A Mississippi cheerleader runs along the end zone with an oversized Ole Miss flag following a score in the second half of an NCAA college football game in Oxford, Miss., Saturday, October 10, 2015.

Still, the resolution to remove the flag won by a landslide.

Despite the two votes, the battle over the Confederate emblem on the campus is not over.

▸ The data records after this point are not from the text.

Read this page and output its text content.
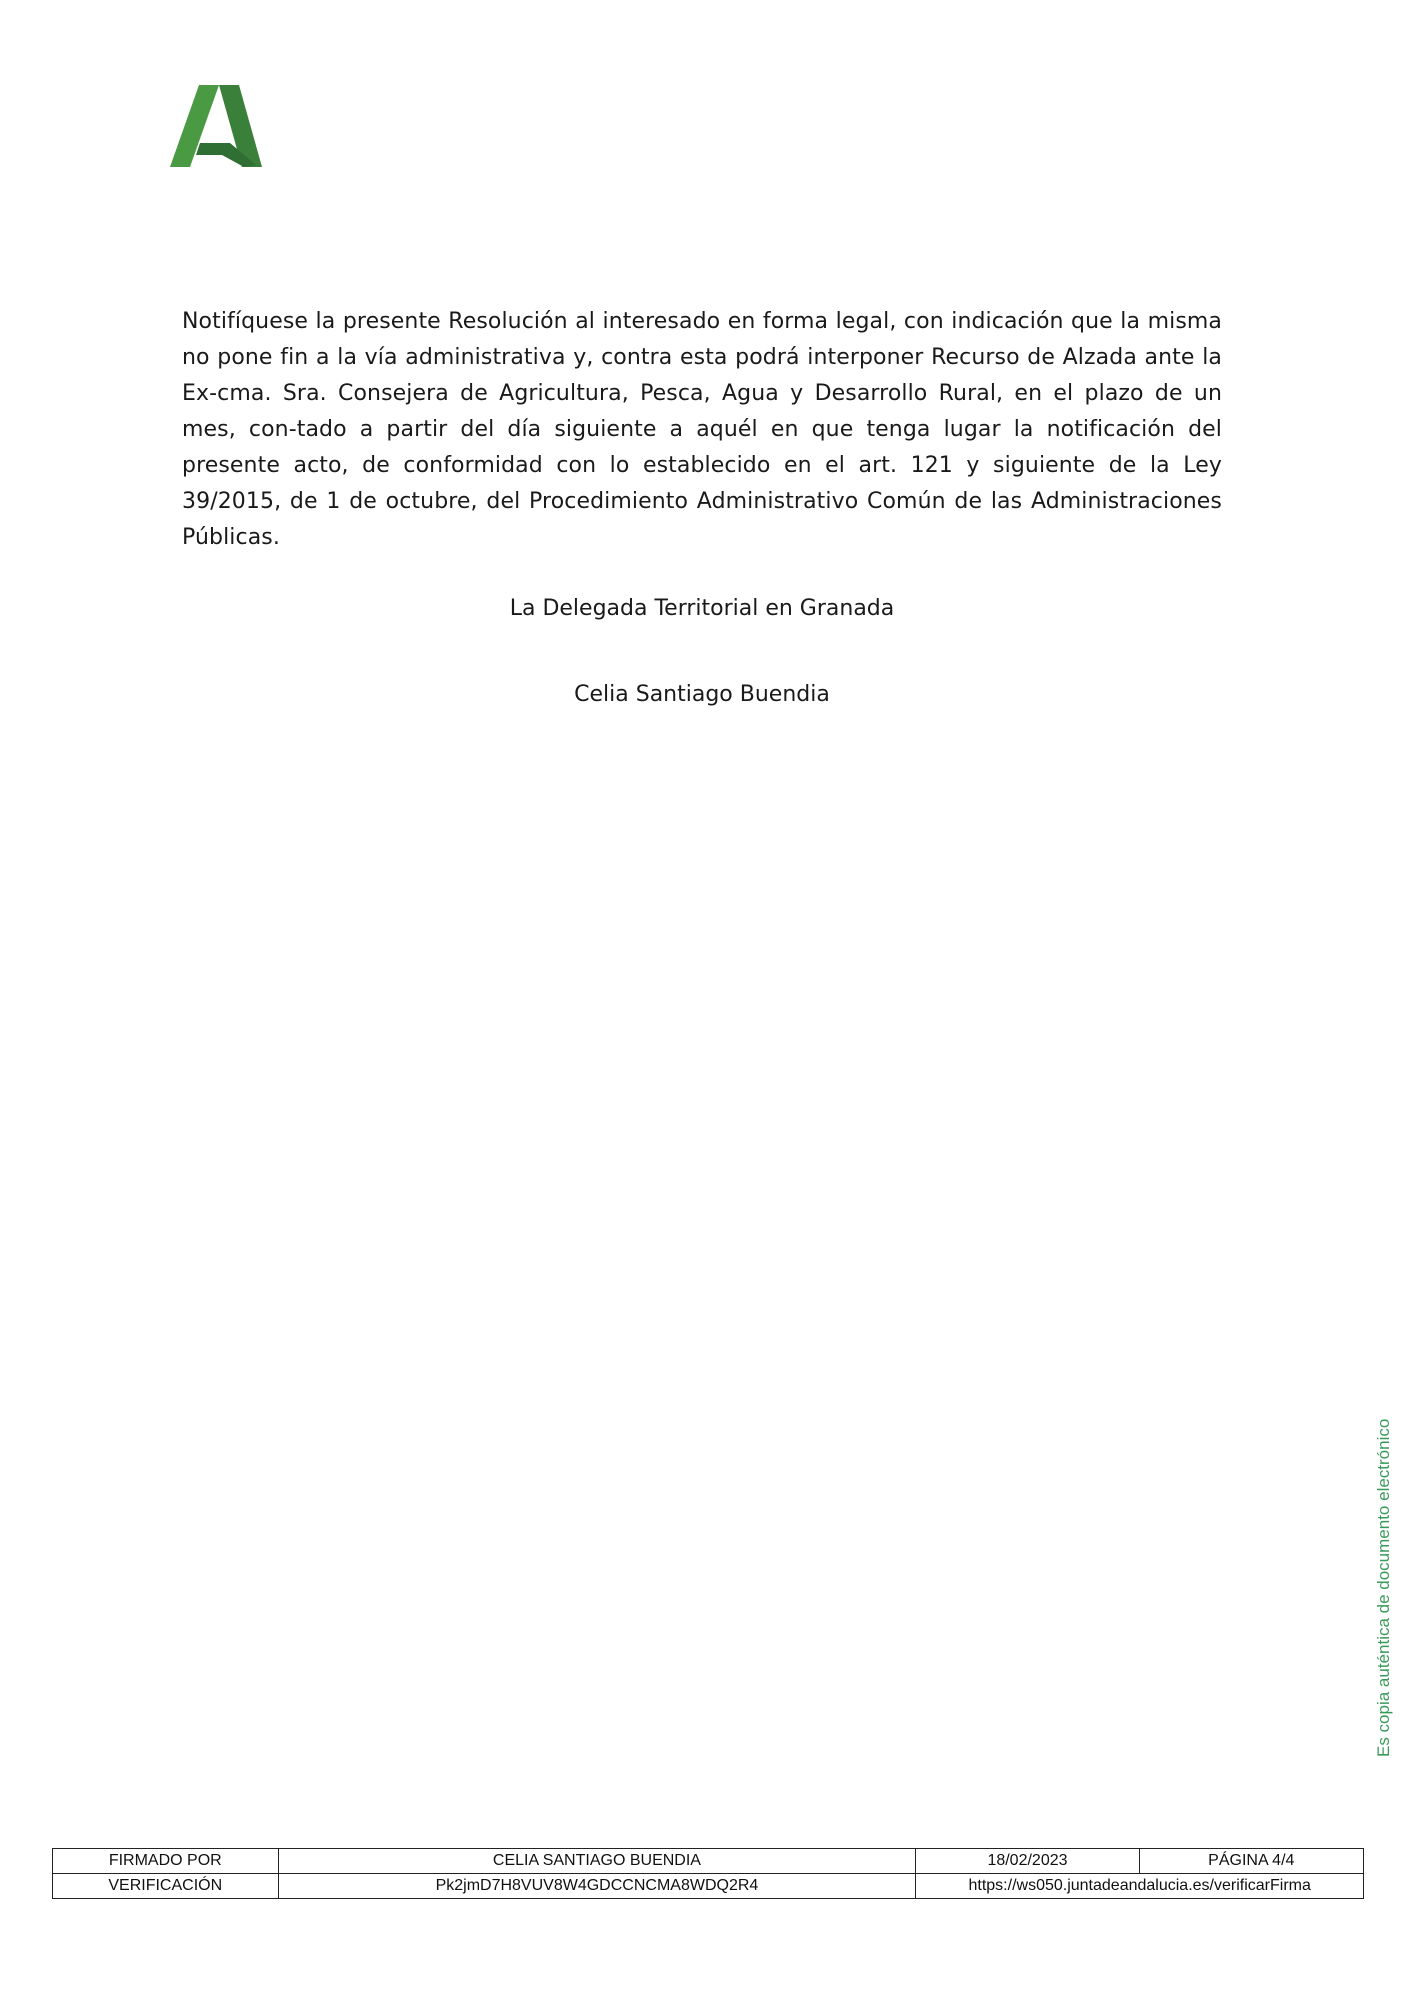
Notifíquese la presente Resolución al interesado en forma legal, con indicación que la misma no pone fin a la vía administrativa y, contra esta podrá interponer Recurso de Alzada ante la Ex-cma. Sra. Consejera de Agricultura, Pesca, Agua y Desarrollo Rural, en el plazo de un mes, con-tado a partir del día siguiente a aquél en que tenga lugar la notificación del presente acto, de conformidad con lo establecido en el art. 121 y siguiente de la Ley 39/2015, de 1 de octubre, del Procedimiento Administrativo Común de las Administraciones Públicas.

La Delegada Territorial en Granada

Celia Santiago Buendia

Es copia auténtica de documento electrónico
FIRMADO POR	CELIA SANTIAGO BUENDIA	18/02/2023	PÁGINA 4/4
VERIFICACIÓN	Pk2jmD7H8VUV8W4GDCCNCMA8WDQ2R4	https://ws050.juntadeandalucia.es/verificarFirma	
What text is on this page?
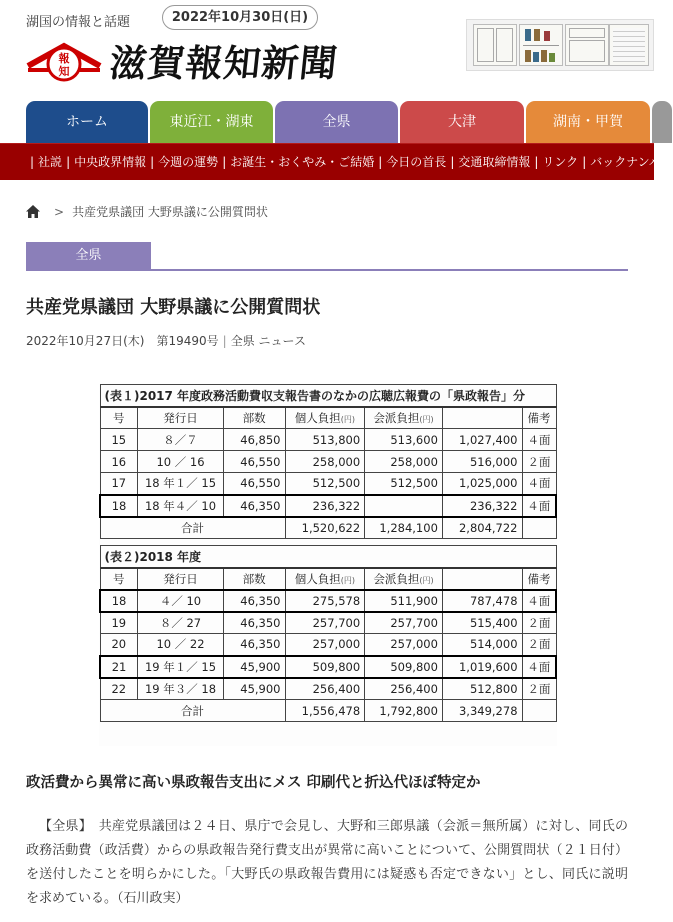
湖国の情報と話題	2022年10月30日(日)
報
知 滋賀報知新聞
ホーム	東近江・湖東	全県	大津	湖南・甲賀
| 社説 | 中央政界情報 | 今週の運勢 | お誕生・おくやみ・ご結婚 | 今日の首長 | 交通取締情報 | リンク | バックナンバー
> 共産党県議団 大野県議に公開質問状
全県
共産党県議団 大野県議に公開質問状
2022年10月27日(木)　 第19490号 | 全県 ニュース
(表１)2017 年度政務活動費収支報告書のなかの広聴広報費の「県政報告」分						
号	発行日	部数	個人負担(円)	会派負担(円)		備考
15	８／７	46,850	513,800	513,600	1,027,400	４面
16	10 ／ 16	46,550	258,000	258,000	516,000	２面
17	18 年１／ 15	46,550	512,500	512,500	1,025,000	４面
18	18 年４／ 10	46,350	236,322		236,322	４面
合計			1,520,622	1,284,100	2,804,722	
(表２)2018 年度						
号	発行日	部数	個人負担(円)	会派負担(円)		備考
18	４／ 10	46,350	275,578	511,900	787,478	４面
19	８／ 27	46,350	257,700	257,700	515,400	２面
20	10 ／ 22	46,350	257,000	257,000	514,000	２面
21	19 年１／ 15	45,900	509,800	509,800	1,019,600	４面
22	19 年３／ 18	45,900	256,400	256,400	512,800	２面
合計			1,556,478	1,792,800	3,349,278	
政活費から異常に高い県政報告支出にメス 印刷代と折込代ほぼ特定か
【全県】　共産党県議団は２４日、県庁で会見し、大野和三郎県議（会派＝無所属）に対し、同氏の政務活動費（政活費）からの県政報告発行費支出が異常に高いことについて、公開質問状（２１日付）を送付したことを明らかにした。「大野氏の県政報告費用には疑惑も否定できない」とし、同氏に説明を求めている。（石川政実）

UM has struggled with Old South symbolism for decades. While it means a lot of positives things for a lot of people, it also brings up a few hurt feelings for a few too. It’s the right thing to do. One has to wonder why still in 2015 people can spew such hate from their mouths. That’s where deadly white riots broke out in 1962, when James Meredith was enrolled as the university’s first black student, under a federal court order and with protection from a phalanx of US marshals. The governors of South Carolina and Alabama removed Confederate Flags from state grounds.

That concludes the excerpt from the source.